Appena uscito dal Golfo, ha una larghezza di quattordici leghe, una profondità di mille piedi e una rapidità di otto chilometri all’ora; ma questa di mano in mano scema avvicinandosi alle coste europee.

Il signor di Chivry che stava quasi tutto il giorno in coperta, udendo annunciare la vicinanza della corrente equatoriale, era salito sul castello di prua per meglio osservarla, accompagnato dal capitano Nunez che aveva dato l’ordine di dirigere l’Albatros nel bel mezzo di quello strano fiume, avente per letto e per sponde l’Oceano, e della cui velocità intendeva giovarsi per giungere più rapidamente all’arcipelago delle Antille.

— La vedete? — chiese al barone.

— Perfettamente, — rispose di Chivry. — Le sue acque spiccano nettamente su quelle dell’Oceano, che ora mi sembrano più sbiadite.

— È di una non piccola efficacia per le navi che vanno nel Golfo del Messico. Mi giovo sempre di questa corrente quando lascio le coste dell’Africa per venire al Brasile o per andarmene a Cuba.

— Lo credo.
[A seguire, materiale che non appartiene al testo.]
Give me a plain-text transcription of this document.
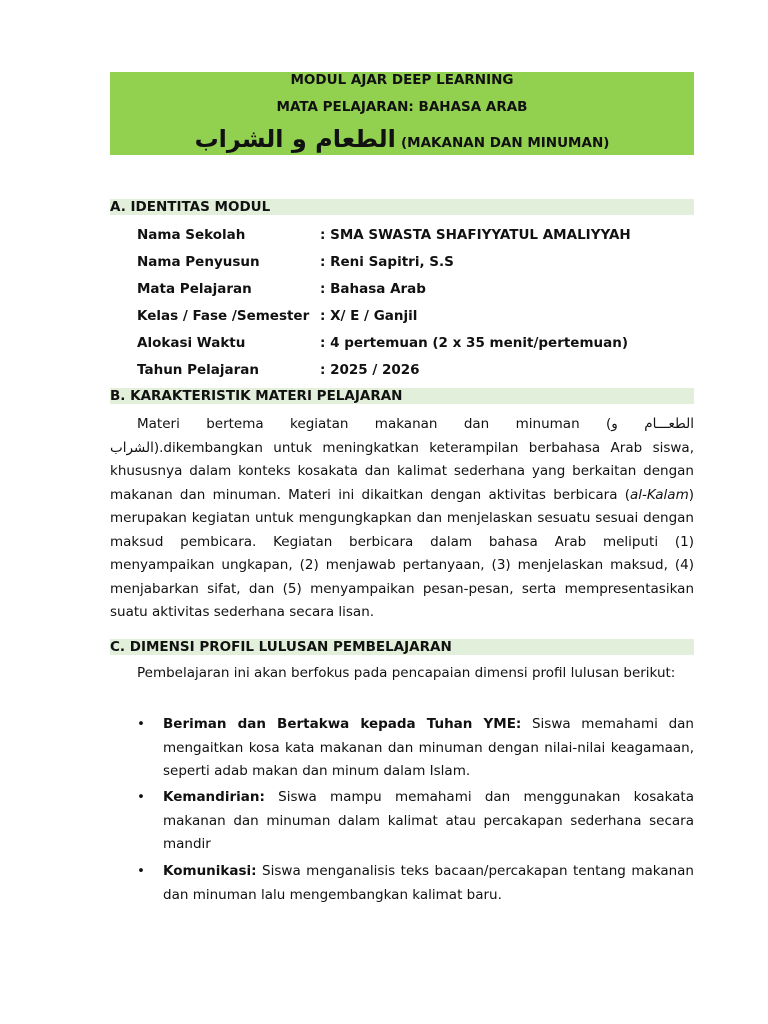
MODUL AJAR DEEP LEARNING
MATA PELAJARAN: BAHASA ARAB
الطعام و الشراب (MAKANAN DAN MINUMAN)
A. IDENTITAS MODUL
Nama Sekolah	: SMA SWASTA SHAFIYYATUL AMALIYYAH
Nama Penyusun	: Reni Sapitri, S.S
Mata Pelajaran	: Bahasa Arab
Kelas / Fase /Semester : X/ E / Ganjil
Alokasi Waktu	: 4 pertemuan (2 x 35 menit/pertemuan)
Tahun Pelajaran	: 2025 / 2026
B. KARAKTERISTIK MATERI PELAJARAN
Materi bertema kegiatan makanan dan minuman (الطعـــام و الشراب).dikembangkan untuk meningkatkan keterampilan berbahasa Arab siswa, khususnya dalam konteks kosakata dan kalimat sederhana yang berkaitan dengan makanan dan minuman. Materi ini dikaitkan dengan aktivitas berbicara (al-Kalam) merupakan kegiatan untuk mengungkapkan dan menjelaskan sesuatu sesuai dengan maksud pembicara. Kegiatan berbicara dalam bahasa Arab meliputi (1) menyampaikan ungkapan, (2) menjawab pertanyaan, (3) menjelaskan maksud, (4) menjabarkan sifat, dan (5) menyampaikan pesan-pesan, serta mempresentasikan suatu aktivitas sederhana secara lisan.
C. DIMENSI PROFIL LULUSAN PEMBELAJARAN
Pembelajaran ini akan berfokus pada pencapaian dimensi profil lulusan berikut:
• Beriman dan Bertakwa kepada Tuhan YME: Siswa memahami dan mengaitkan kosa kata makanan dan minuman dengan nilai-nilai keagamaan, seperti adab makan dan minum dalam Islam.
• Kemandirian: Siswa mampu memahami dan menggunakan kosakata makanan dan minuman dalam kalimat atau percakapan sederhana secara mandir
• Komunikasi: Siswa menganalisis teks bacaan/percakapan tentang makanan dan minuman lalu mengembangkan kalimat baru.
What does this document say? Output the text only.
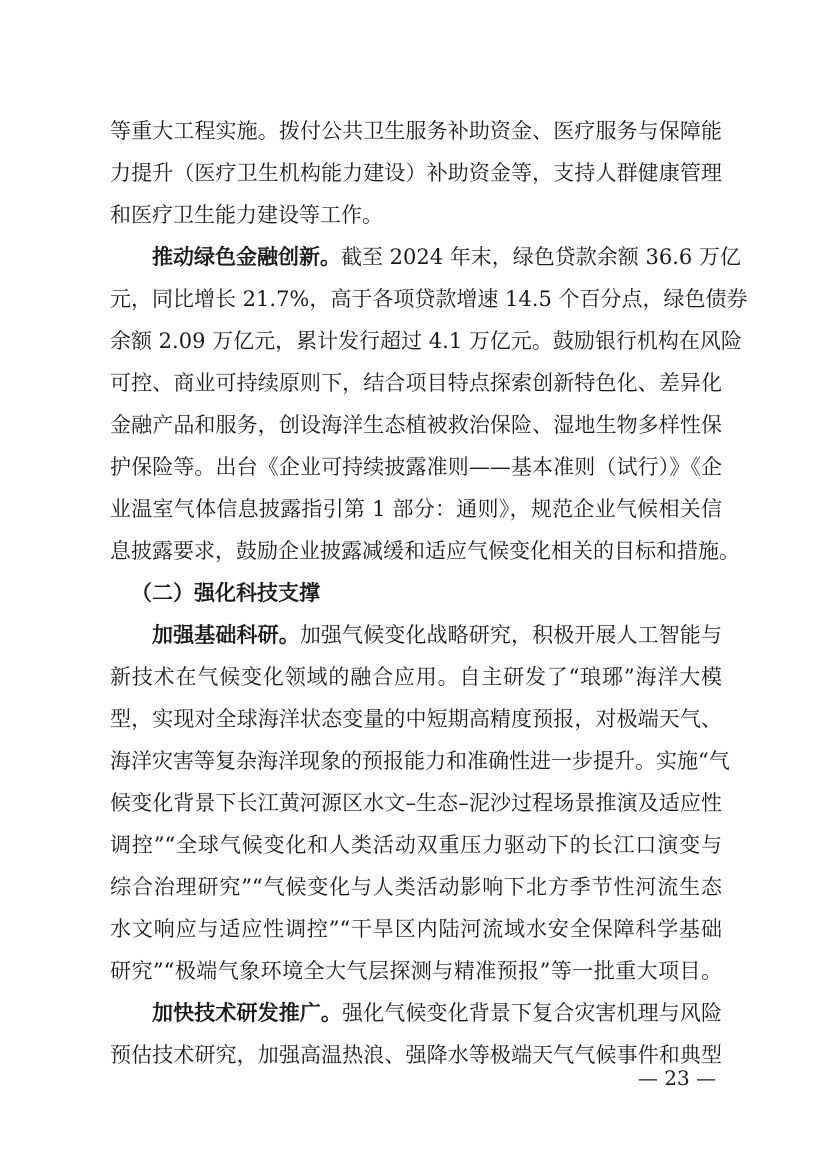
等重大工程实施。拨付公共卫生服务补助资金、医疗服务与保障能
力提升（医疗卫生机构能力建设）补助资金等，支持人群健康管理
和医疗卫生能力建设等工作。
推动绿色金融创新。截至 2024 年末，绿色贷款余额 36.6 万亿
元，同比增长 21.7%，高于各项贷款增速 14.5 个百分点，绿色债券
余额 2.09 万亿元，累计发行超过 4.1 万亿元。鼓励银行机构在风险
可控、商业可持续原则下，结合项目特点探索创新特色化、差异化
金融产品和服务，创设海洋生态植被救治保险、湿地生物多样性保
护保险等。出台《企业可持续披露准则——基本准则（试行）》《企
业温室气体信息披露指引第 1 部分：通则》，规范企业气候相关信
息披露要求，鼓励企业披露减缓和适应气候变化相关的目标和措施。
（二）强化科技支撑
加强基础科研。加强气候变化战略研究，积极开展人工智能与
新技术在气候变化领域的融合应用。自主研发了“琅琊”海洋大模
型，实现对全球海洋状态变量的中短期高精度预报，对极端天气、
海洋灾害等复杂海洋现象的预报能力和准确性进一步提升。实施“气
候变化背景下长江黄河源区水文–生态–泥沙过程场景推演及适应性
调控”“全球气候变化和人类活动双重压力驱动下的长江口演变与
综合治理研究”“气候变化与人类活动影响下北方季节性河流生态
水文响应与适应性调控”“干旱区内陆河流域水安全保障科学基础
研究”“极端气象环境全大气层探测与精准预报”等一批重大项目。
加快技术研发推广。强化气候变化背景下复合灾害机理与风险
预估技术研究，加强高温热浪、强降水等极端天气气候事件和典型
— 23 —
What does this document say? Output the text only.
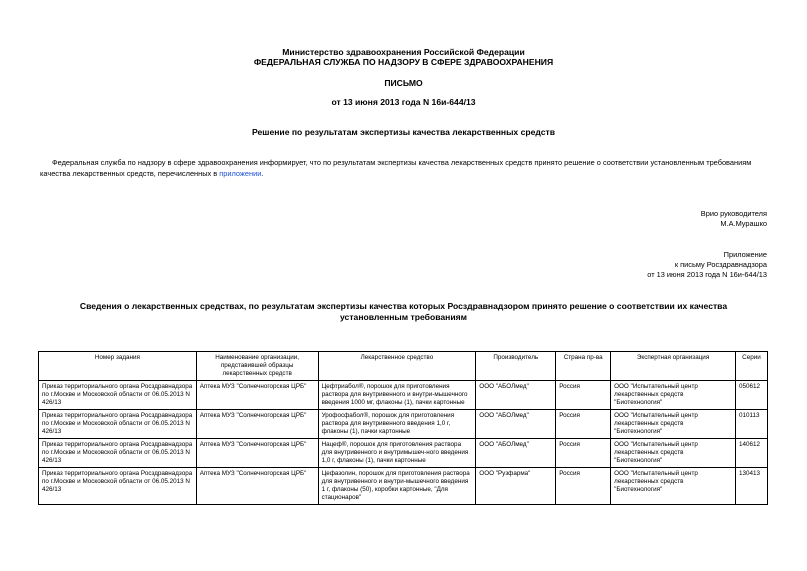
Министерство здравоохранения Российской Федерации
ФЕДЕРАЛЬНАЯ СЛУЖБА ПО НАДЗОРУ В СФЕРЕ ЗДРАВООХРАНЕНИЯ
ПИСЬМО
от 13 июня 2013 года N 16и-644/13
Решение по результатам экспертизы качества лекарственных средств
Федеральная служба по надзору в сфере здравоохранения информирует, что по результатам экспертизы качества лекарственных средств принято решение о соответствии установленным требованиям качества лекарственных средств, перечисленных в приложении.
Врио руководителя
М.А.Мурашко
Приложение
к письму Росздравнадзора
от 13 июня 2013 года N 16и-644/13
Сведения о лекарственных средствах, по результатам экспертизы качества которых Росздравнадзором принято решение о соответствии их качества установленным требованиям
Номер задания	Наименование организации, представившей образцы лекарственных средств	Лекарственное средство	Производитель	Страна пр-ва	Экспертная организация	Серии
Приказ территориального органа Росздравнадзора по г.Москве и Московской области от 06.05.2013 N 426/13	Аптека МУЗ "Солнечногорская ЦРБ"	Цефтриабол®, порошок для приготовления раствора для внутривенного и внутри-мышечного введения 1000 мг, флаконы (1), пачки картонные	ООО "АБОЛмед"	Россия	ООО "Испытательный центр лекарственных средств "Биотехнология"	050612
Приказ территориального органа Росздравнадзора по г.Москве и Московской области от 06.05.2013 N 426/13	Аптека МУЗ "Солнечногорская ЦРБ"	Урофосфабол®, порошок для приготовления раствора для внутривенного введения 1,0 г, флаконы (1), пачки картонные	ООО "АБОЛмед"	Россия	ООО "Испытательный центр лекарственных средств "Биотехнология"	010113
Приказ территориального органа Росздравнадзора по г.Москве и Московской области от 06.05.2013 N 426/13	Аптека МУЗ "Солнечногорская ЦРБ"	Нацеф®, порошок для приготовления раствора для внутривенного и внутримышеч-ного введения 1,0 г, флаконы (1), пачки картонные	ООО "АБОЛмед"	Россия	ООО "Испытательный центр лекарственных средств "Биотехнология"	140612
Приказ территориального органа Росздравнадзора по г.Москве и Московской области от 06.05.2013 N 426/13	Аптека МУЗ "Солнечногорская ЦРБ"	Цефазолин, порошок для приготовления раствора для внутривенного и внутри-мышечного введения 1 г, флаконы (50), коробки картонные, "Для стационаров"	ООО "Рузфарма"	Россия	ООО "Испытательный центр лекарственных средств "Биотехнология"	130413
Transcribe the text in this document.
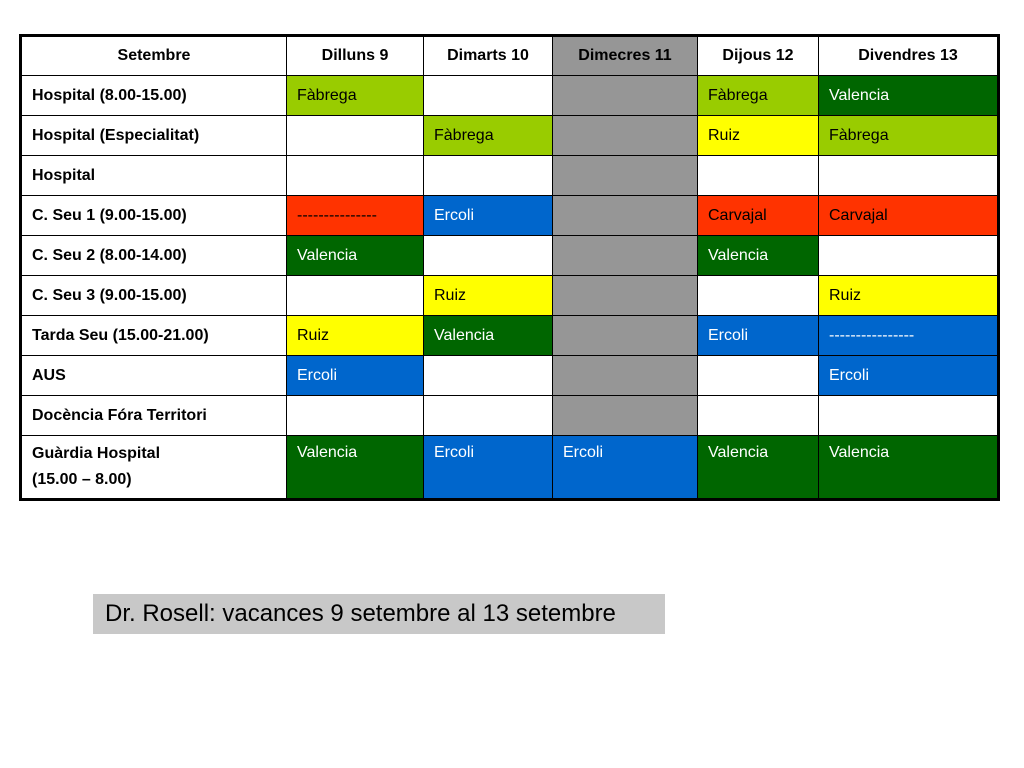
Setembre	Dilluns 9	Dimarts 10	Dimecres 11	Dijous 12	Divendres 13

Hospital (8.00-15.00)	Fàbrega			Fàbrega	Valencia

Hospital (Especialitat)		Fàbrega		Ruiz	Fàbrega

Hospital					

C. Seu 1 (9.00-15.00)	---------------	Ercoli		Carvajal	Carvajal

C. Seu 2 (8.00-14.00)	Valencia			Valencia	

C. Seu 3 (9.00-15.00)		Ruiz			Ruiz

Tarda Seu (15.00-21.00)	Ruiz	Valencia		Ercoli	----------------

AUS	Ercoli				Ercoli

Docència Fóra Territori					

Guàrdia Hospital
(15.00 – 8.00)	Valencia	Ercoli	Ercoli	Valencia	Valencia
Dr. Rosell: vacances 9 setembre al 13 setembre
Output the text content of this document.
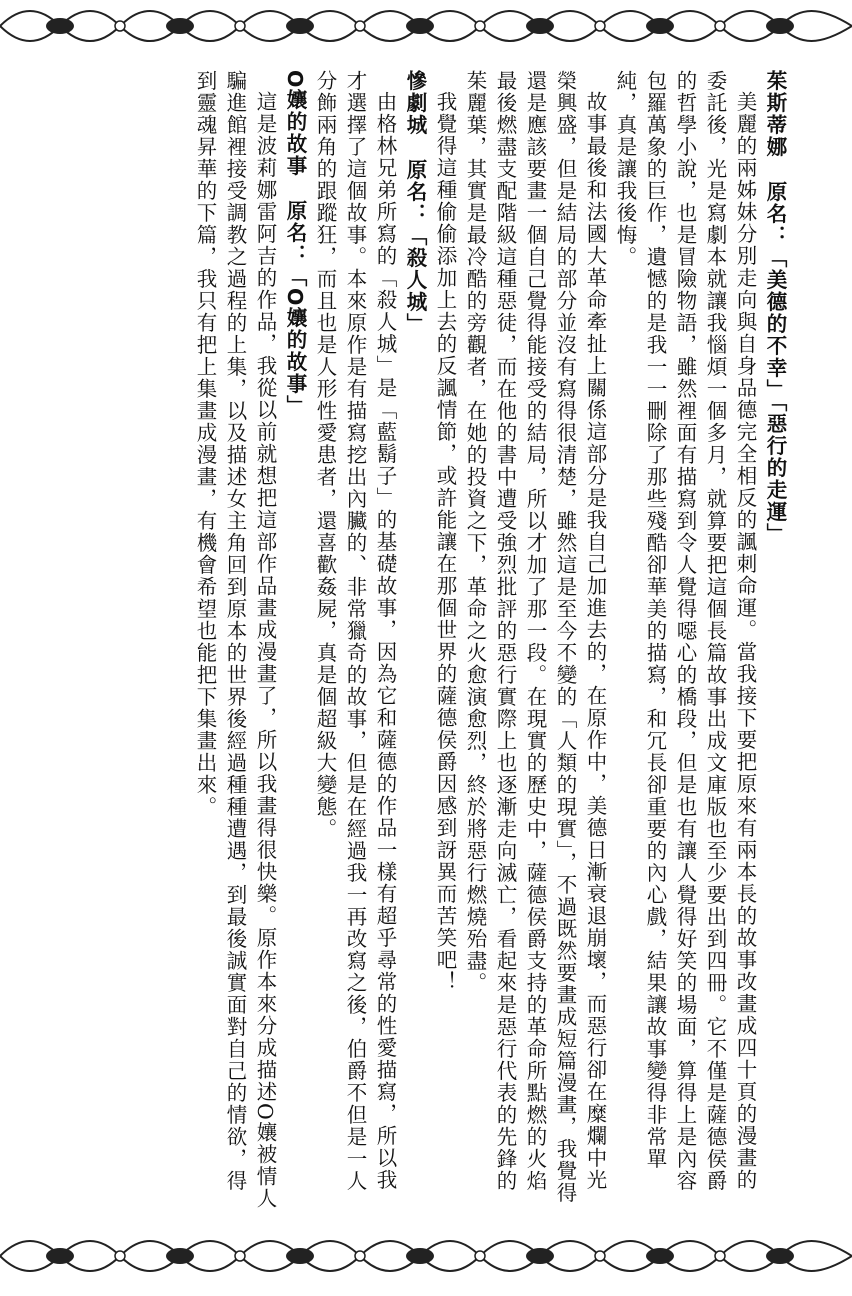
茱斯蒂娜 原名：「美德的不幸」「惡行的走運」

美麗的兩姊妹分別走向與自身品德完全相反的諷刺命運。當我接下要把原來有兩本長的故事改畫成四十頁的漫畫的委託後，光是寫劇本就讓我惱煩一個多月，就算要把這個長篇故事出成文庫版也至少要出到四冊。它不僅是薩德侯爵的哲學小說，也是冒險物語，雖然裡面有描寫到令人覺得噁心的橋段，但是也有讓人覺得好笑的場面，算得上是內容包羅萬象的巨作，遺憾的是我一一刪除了那些殘酷卻華美的描寫，和冗長卻重要的內心戲，結果讓故事變得非常單純，真是讓我後悔。

故事最後和法國大革命牽扯上關係這部分是我自己加進去的，在原作中，美德日漸衰退崩壞，而惡行卻在糜爛中光榮興盛，但是結局的部分並沒有寫得很清楚，雖然這是至今不變的「人類的現實」，不過既然要畫成短篇漫畫，我覺得還是應該要畫一個自己覺得能接受的結局，所以才加了那一段。在現實的歷史中，薩德侯爵支持的革命所點燃的火焰最後燃盡支配階級這種惡徒，而在他的書中遭受強烈批評的惡行實際上也逐漸走向滅亡，看起來是惡行代表的先鋒的茱麗葉，其實是最冷酷的旁觀者，在她的投資之下，革命之火愈演愈烈，終於將惡行燃燒殆盡。

我覺得這種偷偷添加上去的反諷情節，或許能讓在那個世界的薩德侯爵因感到訝異而苦笑吧！

慘劇城 原名：「殺人城」

由格林兄弟所寫的「殺人城」是「藍鬍子」的基礎故事，因為它和薩德的作品一樣有超乎尋常的性愛描寫，所以我才選擇了這個故事。本來原作是有描寫挖出內臟的、非常獵奇的故事，但是在經過我一再改寫之後，伯爵不但是一人分飾兩角的跟蹤狂，而且也是人形性愛患者，還喜歡姦屍，真是個超級大變態。

O孃的故事 原名：「O孃的故事」

這是波莉娜雷阿吉的作品，我從以前就想把這部作品畫成漫畫了，所以我畫得很快樂。原作本來分成描述O孃被情人騙進館裡接受調教之過程的上集，以及描述女主角回到原本的世界後經過種種遭遇，到最後誠實面對自己的情欲，得到靈魂昇華的下篇，我只有把上集畫成漫畫，有機會希望也能把下集畫出來。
Quale velocità può avere?

— Presso il capo di Buona Speranza percorre circa quattro chilometri per ora, ma poi perde la sua velocità di mano in mano che s’inoltra nell’Atlantico, e la riprende più rapida nel Golfo del Messico.

— Ma allora la corrente si chiama Gulf-Stream.

— Sì, signor di Chivry.

— E da cosa credete voi che derivi questa grande corrente?

— Da un intero sistema di movimenti oceanici determinati da una ragione facilissima.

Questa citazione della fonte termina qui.